Based on that last answer, what are the biggest initial hurdles to building a business and how can people overcome them?

Based on the last answer, “being realistic” about those elements can be very difficult and one has to step back and be able to evaluate as if it’s someone else and someone else’s ideas. 

The ground rules of such a relationship must be laid out at the beginning to include the following: “No matter how much the friend/advisor wants to be supportive and not discourage or hurt the entrepreneur’s feelings, the friend/advisor must speak his or her mind, regardless of the consequences.”  If not, and the friend/advisor is more concerned about not hurting the entrepreneur’s feelings, the truth could be covered up or ignored.  Of course, raising capital is difficult.  How to overcome that?  Get a thick skin, don’t take rejection personally and keep at it.

 

For any Entrepreneur, Venture Capital is important, do you prefer to pursue funding or build organically and why? 

If at all possible, build organically until you have a great story and investors come to you.  That’s when you’re in command.  At the beginning, outside funding sources are in command; but if you need outside funding, do what you have to do.

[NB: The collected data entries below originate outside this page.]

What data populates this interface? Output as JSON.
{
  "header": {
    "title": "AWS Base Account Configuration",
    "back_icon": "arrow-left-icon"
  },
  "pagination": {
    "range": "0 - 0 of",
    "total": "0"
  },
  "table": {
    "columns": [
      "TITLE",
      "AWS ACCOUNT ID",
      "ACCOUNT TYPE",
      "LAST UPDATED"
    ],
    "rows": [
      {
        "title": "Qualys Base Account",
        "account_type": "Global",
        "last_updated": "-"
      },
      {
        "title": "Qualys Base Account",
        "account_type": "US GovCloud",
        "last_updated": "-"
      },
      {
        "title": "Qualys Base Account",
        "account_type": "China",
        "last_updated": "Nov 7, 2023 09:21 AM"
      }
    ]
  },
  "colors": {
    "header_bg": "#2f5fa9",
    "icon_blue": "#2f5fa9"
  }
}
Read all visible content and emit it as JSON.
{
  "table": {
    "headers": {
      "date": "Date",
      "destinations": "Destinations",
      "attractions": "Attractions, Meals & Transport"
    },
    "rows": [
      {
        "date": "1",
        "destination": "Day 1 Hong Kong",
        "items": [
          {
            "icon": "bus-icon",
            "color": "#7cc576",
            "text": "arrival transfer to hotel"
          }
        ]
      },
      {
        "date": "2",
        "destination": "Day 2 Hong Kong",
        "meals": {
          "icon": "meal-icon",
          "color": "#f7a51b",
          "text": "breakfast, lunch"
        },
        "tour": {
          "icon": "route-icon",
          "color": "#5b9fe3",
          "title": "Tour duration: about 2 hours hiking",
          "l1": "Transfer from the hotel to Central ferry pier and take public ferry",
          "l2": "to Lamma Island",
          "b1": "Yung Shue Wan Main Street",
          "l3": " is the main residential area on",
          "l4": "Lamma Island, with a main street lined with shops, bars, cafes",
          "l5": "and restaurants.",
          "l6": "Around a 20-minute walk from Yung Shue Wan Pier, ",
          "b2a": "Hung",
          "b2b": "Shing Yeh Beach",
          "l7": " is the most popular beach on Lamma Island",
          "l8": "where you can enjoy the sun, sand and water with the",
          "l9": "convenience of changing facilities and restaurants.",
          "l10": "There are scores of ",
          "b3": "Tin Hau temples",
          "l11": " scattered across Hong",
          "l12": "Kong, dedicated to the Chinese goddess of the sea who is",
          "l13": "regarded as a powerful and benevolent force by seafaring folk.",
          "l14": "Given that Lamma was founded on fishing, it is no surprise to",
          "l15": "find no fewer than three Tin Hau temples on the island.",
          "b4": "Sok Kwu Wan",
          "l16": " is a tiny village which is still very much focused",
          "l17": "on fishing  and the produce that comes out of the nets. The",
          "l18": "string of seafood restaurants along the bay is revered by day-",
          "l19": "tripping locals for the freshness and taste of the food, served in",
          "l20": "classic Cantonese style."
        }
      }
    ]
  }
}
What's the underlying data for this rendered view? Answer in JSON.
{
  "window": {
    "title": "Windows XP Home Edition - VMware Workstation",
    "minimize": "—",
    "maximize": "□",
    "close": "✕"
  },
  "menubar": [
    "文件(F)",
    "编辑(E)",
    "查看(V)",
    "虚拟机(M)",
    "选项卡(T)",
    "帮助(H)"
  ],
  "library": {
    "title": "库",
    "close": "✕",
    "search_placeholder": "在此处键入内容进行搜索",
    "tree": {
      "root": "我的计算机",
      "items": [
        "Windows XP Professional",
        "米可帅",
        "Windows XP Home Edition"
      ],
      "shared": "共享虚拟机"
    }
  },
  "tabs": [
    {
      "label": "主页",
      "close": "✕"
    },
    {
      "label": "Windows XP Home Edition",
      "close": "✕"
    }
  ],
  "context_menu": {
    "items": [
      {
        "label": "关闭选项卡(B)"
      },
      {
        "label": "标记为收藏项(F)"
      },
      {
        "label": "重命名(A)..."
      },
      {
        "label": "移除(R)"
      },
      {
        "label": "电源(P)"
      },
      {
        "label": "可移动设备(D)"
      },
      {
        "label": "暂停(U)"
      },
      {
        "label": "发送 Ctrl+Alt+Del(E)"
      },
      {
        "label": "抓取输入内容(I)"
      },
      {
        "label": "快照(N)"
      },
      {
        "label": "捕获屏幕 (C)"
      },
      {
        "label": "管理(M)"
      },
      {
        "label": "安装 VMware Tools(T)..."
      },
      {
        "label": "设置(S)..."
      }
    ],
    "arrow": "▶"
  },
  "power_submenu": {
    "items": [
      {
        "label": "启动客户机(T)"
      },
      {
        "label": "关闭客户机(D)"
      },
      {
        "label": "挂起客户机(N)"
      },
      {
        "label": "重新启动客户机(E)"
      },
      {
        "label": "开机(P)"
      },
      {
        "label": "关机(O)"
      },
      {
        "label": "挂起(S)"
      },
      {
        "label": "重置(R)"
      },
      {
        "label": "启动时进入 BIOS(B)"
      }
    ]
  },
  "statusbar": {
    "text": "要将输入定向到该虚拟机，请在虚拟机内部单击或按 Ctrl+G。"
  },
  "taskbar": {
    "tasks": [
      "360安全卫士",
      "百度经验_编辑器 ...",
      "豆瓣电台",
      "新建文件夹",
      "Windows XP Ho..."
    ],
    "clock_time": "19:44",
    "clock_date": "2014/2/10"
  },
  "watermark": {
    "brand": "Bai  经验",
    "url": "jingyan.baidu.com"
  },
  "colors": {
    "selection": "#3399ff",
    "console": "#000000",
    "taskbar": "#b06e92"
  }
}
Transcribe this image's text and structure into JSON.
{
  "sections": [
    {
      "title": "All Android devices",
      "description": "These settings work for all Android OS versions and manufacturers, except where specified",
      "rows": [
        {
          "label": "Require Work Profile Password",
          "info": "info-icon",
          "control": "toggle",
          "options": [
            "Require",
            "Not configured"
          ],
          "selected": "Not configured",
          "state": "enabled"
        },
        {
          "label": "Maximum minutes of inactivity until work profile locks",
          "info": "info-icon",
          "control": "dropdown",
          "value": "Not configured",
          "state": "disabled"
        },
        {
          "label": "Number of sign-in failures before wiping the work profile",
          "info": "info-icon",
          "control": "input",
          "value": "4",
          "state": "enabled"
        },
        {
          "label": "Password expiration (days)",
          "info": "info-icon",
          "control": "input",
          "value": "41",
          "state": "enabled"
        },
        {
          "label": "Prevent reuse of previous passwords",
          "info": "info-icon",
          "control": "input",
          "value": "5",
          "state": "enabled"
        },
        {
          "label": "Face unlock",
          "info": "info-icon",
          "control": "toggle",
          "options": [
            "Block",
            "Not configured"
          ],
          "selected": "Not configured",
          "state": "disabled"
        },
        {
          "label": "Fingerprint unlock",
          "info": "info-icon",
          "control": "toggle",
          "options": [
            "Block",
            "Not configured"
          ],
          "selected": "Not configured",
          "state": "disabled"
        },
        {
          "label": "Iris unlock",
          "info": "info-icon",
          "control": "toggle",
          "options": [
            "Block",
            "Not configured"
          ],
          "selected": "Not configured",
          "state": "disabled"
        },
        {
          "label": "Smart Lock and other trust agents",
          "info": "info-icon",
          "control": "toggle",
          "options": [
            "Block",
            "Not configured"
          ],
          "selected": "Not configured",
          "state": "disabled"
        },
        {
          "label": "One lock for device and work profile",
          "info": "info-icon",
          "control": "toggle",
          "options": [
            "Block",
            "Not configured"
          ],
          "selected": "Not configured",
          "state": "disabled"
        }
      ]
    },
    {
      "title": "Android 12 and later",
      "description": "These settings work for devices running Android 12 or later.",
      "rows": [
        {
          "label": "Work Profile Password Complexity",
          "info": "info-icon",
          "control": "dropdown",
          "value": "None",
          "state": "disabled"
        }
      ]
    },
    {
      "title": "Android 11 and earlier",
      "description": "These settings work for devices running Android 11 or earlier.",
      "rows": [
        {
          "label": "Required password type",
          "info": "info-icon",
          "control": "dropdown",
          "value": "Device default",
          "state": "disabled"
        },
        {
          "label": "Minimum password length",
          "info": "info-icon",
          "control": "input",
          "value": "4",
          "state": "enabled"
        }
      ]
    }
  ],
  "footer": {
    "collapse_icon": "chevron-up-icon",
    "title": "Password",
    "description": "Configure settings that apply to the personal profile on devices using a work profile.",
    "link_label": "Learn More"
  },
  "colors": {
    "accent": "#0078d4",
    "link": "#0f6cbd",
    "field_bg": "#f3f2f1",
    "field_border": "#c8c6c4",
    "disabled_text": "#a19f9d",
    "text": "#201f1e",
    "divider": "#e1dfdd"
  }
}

There are always competitors on the market, what is the best plan to compete against them? The best plan to deal with competition is to determine (a) who your target audience is and (b) what your points of differentiation are that are important to your target audience.  It could be price, quality, service, location, ambiance, convenience, warranty, whatever.  The difference may even include simply “doing it better” than the competition; though the difficulty with that is effectively communicating that subjective quality to your audience because it’s easy for anyone to say.

For those who partner up with someone in business, what should they be looking for?

There are operating partners, there are managing partners and there are investors.  Most important is the ability to trust the people with whom you are in business. Without trust, you will have many sleepless nights.  I learned this lesson the hard way when, in one business that was open late at night and I was the morning person, every few mornings the bookkeeper would say, “Jeff, $X is missing” and my answer was always “It’s not missing if you know where it is.”